Advertisement
YOU ARE HERE: LAT HomeCollectionsEnron Corp

Firm's Fall Led to Change in Conduct

Enron's collapse spurred a crackdown that increased pressure on corporate leadership to enhance and enforce ethics guidelines.

THE ENRON VERDICTS

May 26, 2006|Joseph Menn, Times Staff Writer

Long before Thursday's guilty verdicts against Kenneth L. Lay and Jeffrey K. Skilling, the Enron Effect was already changing U.S. corporations.

Houston oil service company Dresser-Rand Group Inc., conscious of the public outrage that followed Enron Corp.'s 2001 collapse, uses its website to wave the flag of corporate good behavior, touting its toughened-up ethics policy. Engineering giant Fluor Corp.'s new code of conduct includes a final section titled "Exceptions" that consists of one word: "None." And Boeing Co., caught in contracting scandals of its own, now internally publishes examples of company wrongdoing and the punishment meted out to wrongdoers.


Advertisement

These days "you obviously have to be very certain that your compliance procedures are without question," said Randy Rincella, Dresser-Rand's general counsel.

The convictions of former Enron leaders Lay and Skilling put an exclamation point on a government crackdown on fraud -- sparked by the energy giant's stunning 2001 collapse into bankruptcy -- that is having a surprisingly broad effect on corporate behavior.

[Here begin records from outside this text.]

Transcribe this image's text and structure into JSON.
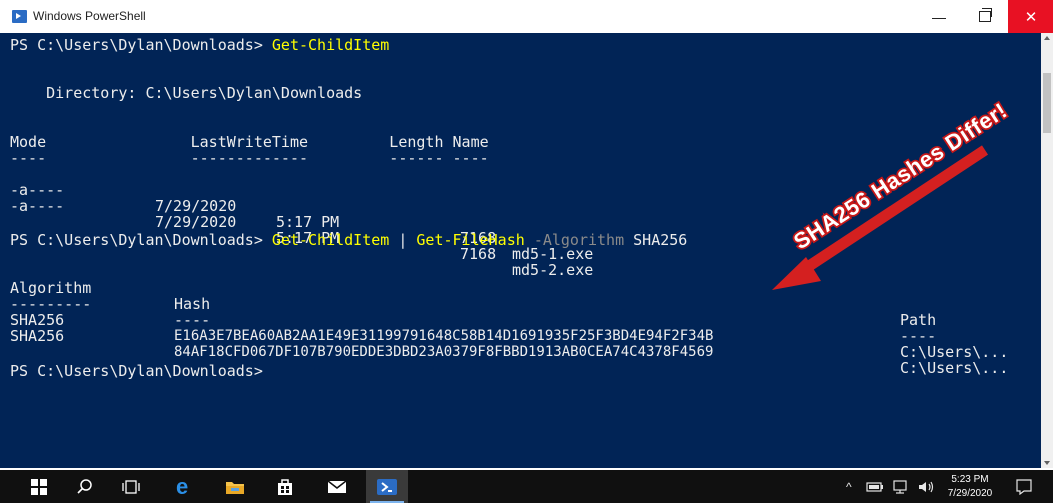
{
  "window": {
    "title": "Windows PowerShell",
    "minimize_glyph": "—",
    "close_glyph": "✕"
  },
  "console": {
    "prompt": "PS C:\\Users\\Dylan\\Downloads>",
    "cmd1": "Get-ChildItem",
    "directory_line": "    Directory: C:\\Users\\Dylan\\Downloads",
    "listing_header": "Mode                LastWriteTime         Length Name",
    "listing_rule": "----                -------------         ------ ----",
    "files": [
      {
        "mode": "-a----",
        "date": "7/29/2020",
        "time": "5:17 PM",
        "length": "7168",
        "name": "md5-1.exe"
      },
      {
        "mode": "-a----",
        "date": "7/29/2020",
        "time": "5:17 PM",
        "length": "7168",
        "name": "md5-2.exe"
      }
    ],
    "cmd2_part1": "Get-ChildItem",
    "cmd2_pipe": "|",
    "cmd2_part2": "Get-FileHash",
    "cmd2_param": "-Algorithm",
    "cmd2_value": "SHA256",
    "hash_columns": {
      "algorithm": "Algorithm",
      "hash": "Hash",
      "path": "Path"
    },
    "hash_rules": {
      "algorithm": "---------",
      "hash": "----",
      "path": "----"
    },
    "hashes": [
      {
        "algorithm": "SHA256",
        "hash": "E16A3E7BEA60AB2AA1E49E31199791648C58B14D1691935F25F3BD4E94F2F34B",
        "path": "C:\\Users\\..."
      },
      {
        "algorithm": "SHA256",
        "hash": "84AF18CFD067DF107B790EDDE3DBD23A0379F8FBBD1913AB0CEA74C4378F4569",
        "path": "C:\\Users\\..."
      }
    ],
    "final_prompt": "PS C:\\Users\\Dylan\\Downloads>"
  },
  "annotation": {
    "text": "SHA256 Hashes Differ!",
    "text_color": "#ffffff",
    "arrow_color": "#d42020"
  },
  "taskbar": {
    "icons": [
      "windows-start-icon",
      "search-icon",
      "task-view-icon",
      "edge-icon",
      "file-explorer-icon",
      "store-icon",
      "mail-icon",
      "powershell-icon"
    ],
    "tray_glyphs": "^",
    "clock_time": "5:23 PM",
    "clock_date": "7/29/2020"
  },
  "colors": {
    "console_bg": "#012456",
    "console_fg": "#ededed",
    "command": "#ffff00",
    "parameter": "#8a8a8a",
    "close_button": "#e81123"
  }
}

"Nothing focuses the mind like the knowledge you will be hanged in a fortnight," said Columbia University securities-law professor John Coffee.

In the years since Enron's demise, the percentage of the population with a favorable opinion of big business, already slipping for decades, has fallen further.

New laws and regulations have prompted companies to establish stronger ethics policies. Investors are holding publicly traded companies more accountable for their pay practices and board structure.

And, in what may be the most lasting legacy, a sea change in public opinion toward business has made a broad swath of corporate activity fair game for criticism.

Top executives "are really frustrated," said Stephen Jordan, executive director of the Business Civic Leadership Center at the U.S. Chamber of Commerce. "They feel like business is probably as progressive and as engaged with society as it's ever been. They're doing more than ever before, but the demands are still going up."

To be sure, wrongdoing hasn't vanished from the executive suite. In 2005, 52% of employees surveyed by the nonprofit Ethics Resource Center said they had seen improper behavior on the job that year, about the same as in years past.

"The percentage of people who are interested in cheating is probably the same as 10,000 years ago," said Timothy Fort, business ethics professor at George Washington University. "I don't think there's any fix for that."